Борис отшатнулся. Перед глазами замелькали бесконечные ступеньки, руки снова ощутили тяжесть Пашкиного тела, даже мышцы заныли от непереносимого напряжения. В голове — стук собственного сердца, из последних сил перекачивающего кровь, сзади — пыхтение парней. И бледное Пашкино лицо, и неумелая повязка, на которой растёт красное пятно, с каждым шагом растёт, расползается в стороны, высасывая из Савельева жизненные силы. О чём он думал? О том, что, спасая Главу Совета, заслуживает себе помилование? Или о том, что теперь Савельев будет ему обязан по гроб жизни? Нет. Думал он тогда о другом. О том, что Павел должен выжить. И он, Борис, в лепёшку расшибется, сам сдохнет, а его вытянет.

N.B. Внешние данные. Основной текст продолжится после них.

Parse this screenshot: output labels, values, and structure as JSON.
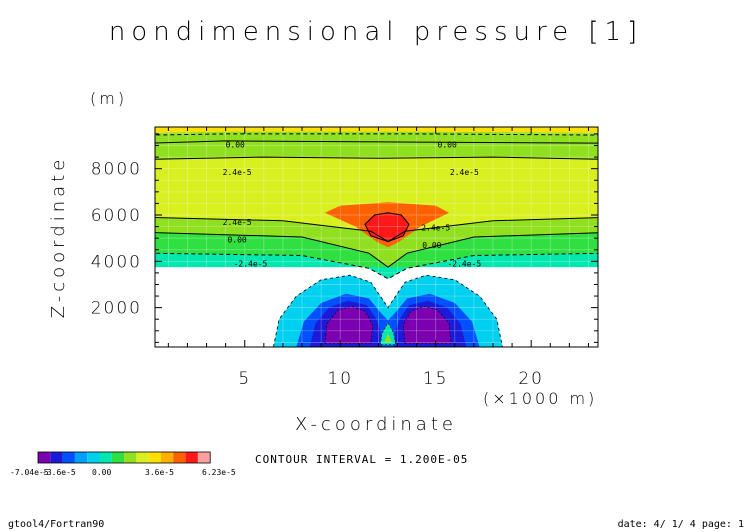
{
  "chart_data": {
    "type": "contour",
    "title": "nondimensional pressure [1]",
    "xlabel": "X-coordinate",
    "ylabel": "Z-coordinate",
    "xunit": "(×1000 m)",
    "yunit": "(m)",
    "xlim": [
      0.3,
      23.5
    ],
    "ylim": [
      300,
      9800
    ],
    "xticks": [
      5,
      10,
      15,
      20
    ],
    "xtick_labels": [
      "5",
      "10",
      "15",
      "20"
    ],
    "yticks": [
      2000,
      4000,
      6000,
      8000
    ],
    "ytick_labels": [
      "2000",
      "4000",
      "6000",
      "8000"
    ],
    "grid": true,
    "contour_interval": 1.2e-05,
    "contour_interval_text": "CONTOUR INTERVAL = 1.200E-05",
    "levels_min": -7.04e-05,
    "levels_max": 6.23e-05,
    "colorbar_tick_labels": [
      "-7.04e-5",
      "-3.6e-5",
      "0.00",
      "3.6e-5",
      "6.23e-5"
    ],
    "colorbar_colors": [
      "#7a00b0",
      "#1a1ad8",
      "#0050ff",
      "#00a0ff",
      "#00d0f0",
      "#00e8b0",
      "#30e040",
      "#90e020",
      "#d8f020",
      "#ffe000",
      "#ffb000",
      "#ff6000",
      "#ff1818",
      "#ffa0a0"
    ],
    "contour_labels": [
      {
        "text": "0.00",
        "x": 4.5,
        "z": 9050
      },
      {
        "text": "0.00",
        "x": 15.6,
        "z": 9050
      },
      {
        "text": "2.4e-5",
        "x": 4.6,
        "z": 7850
      },
      {
        "text": "2.4e-5",
        "x": 16.5,
        "z": 7850
      },
      {
        "text": "2.4e-5",
        "x": 4.6,
        "z": 5700
      },
      {
        "text": "2.4e-5",
        "x": 15.0,
        "z": 5450
      },
      {
        "text": "0.00",
        "x": 4.6,
        "z": 4950
      },
      {
        "text": "0.00",
        "x": 14.8,
        "z": 4700
      },
      {
        "text": "-2.4e-5",
        "x": 5.3,
        "z": 3900
      },
      {
        "text": "-2.4e-5",
        "x": 16.5,
        "z": 3900
      }
    ]
  },
  "footer": {
    "left": "gtool4/Fortran90",
    "right": "date: 4/ 1/ 4 page: 1"
  }
}
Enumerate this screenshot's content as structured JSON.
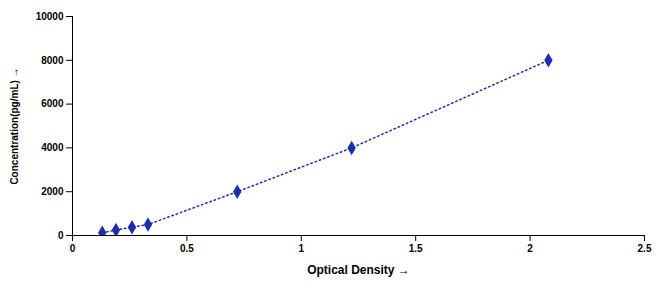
{
  "chart_data": {
    "type": "line",
    "x": [
      0.13,
      0.19,
      0.26,
      0.33,
      0.72,
      1.22,
      2.08
    ],
    "values": [
      125,
      250,
      375,
      500,
      2000,
      4000,
      8000
    ],
    "color": "#1c2eb0",
    "marker": "diamond",
    "line_style": "dotted",
    "xlabel": "Optical Density",
    "ylabel": "Concentration(pg/mL)",
    "xlim": [
      0,
      2.5
    ],
    "ylim": [
      0,
      10000
    ],
    "xticks": [
      0,
      0.5,
      1,
      1.5,
      2,
      2.5
    ],
    "yticks": [
      0,
      2000,
      4000,
      6000,
      8000,
      10000
    ],
    "grid": false
  }
}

Савельев, не отрываясь, смотрел ему в глаза. Увидел там то, что хотел. Усмехнулся.
— Ты, Боря, конечно, не ангел. И херни в своей жизни наворотил порядочно. Только нет их, ангелов. Не бывает. Помнишь, сам мне об этом не так давно говорил? Или забыл? Ну так я тебе напомню, Боря. Во всех нас намешано всякого: и плохого, и хорошего, и человек сам вправе выбирать, с чем в себе бороться, а с чем жить. И эта борьба внутри нас идёт всегда. Каждый день, каждую минуту. С демонами ты борешься, Боря, и сам это прекрасно понимаешь. Только я одного в толк никак взять не могу. Какого чёрта ты всё время хочешь казаться хуже, чем ты есть? Сдался уже, что ли? Записал себя в мерзавцы и теперь страдать изволишь. Ах, поди ты, друг Паша, к чёрту со своей благотворительностью. Не достоин я её. Не герой я вовсе, а так, сволочь… Или ты думаешь, что герои — это какой-то особый биологический вид? Кому-то при рождении отсыпали героизма, а кому-то не додали. Нет, Боря, герои, они внутри каждого сидят. И демоны там с ними. И война там постоянно идёт. А ты сейчас сам на сторону демонов своих стал — вот он я, негодяй и подлец. Жрите меня, казните. А ты, Боря, как и я — не подлец и не герой. Ты — человек. И не самый плохой, уж поверь мне. И на поступки героические способен.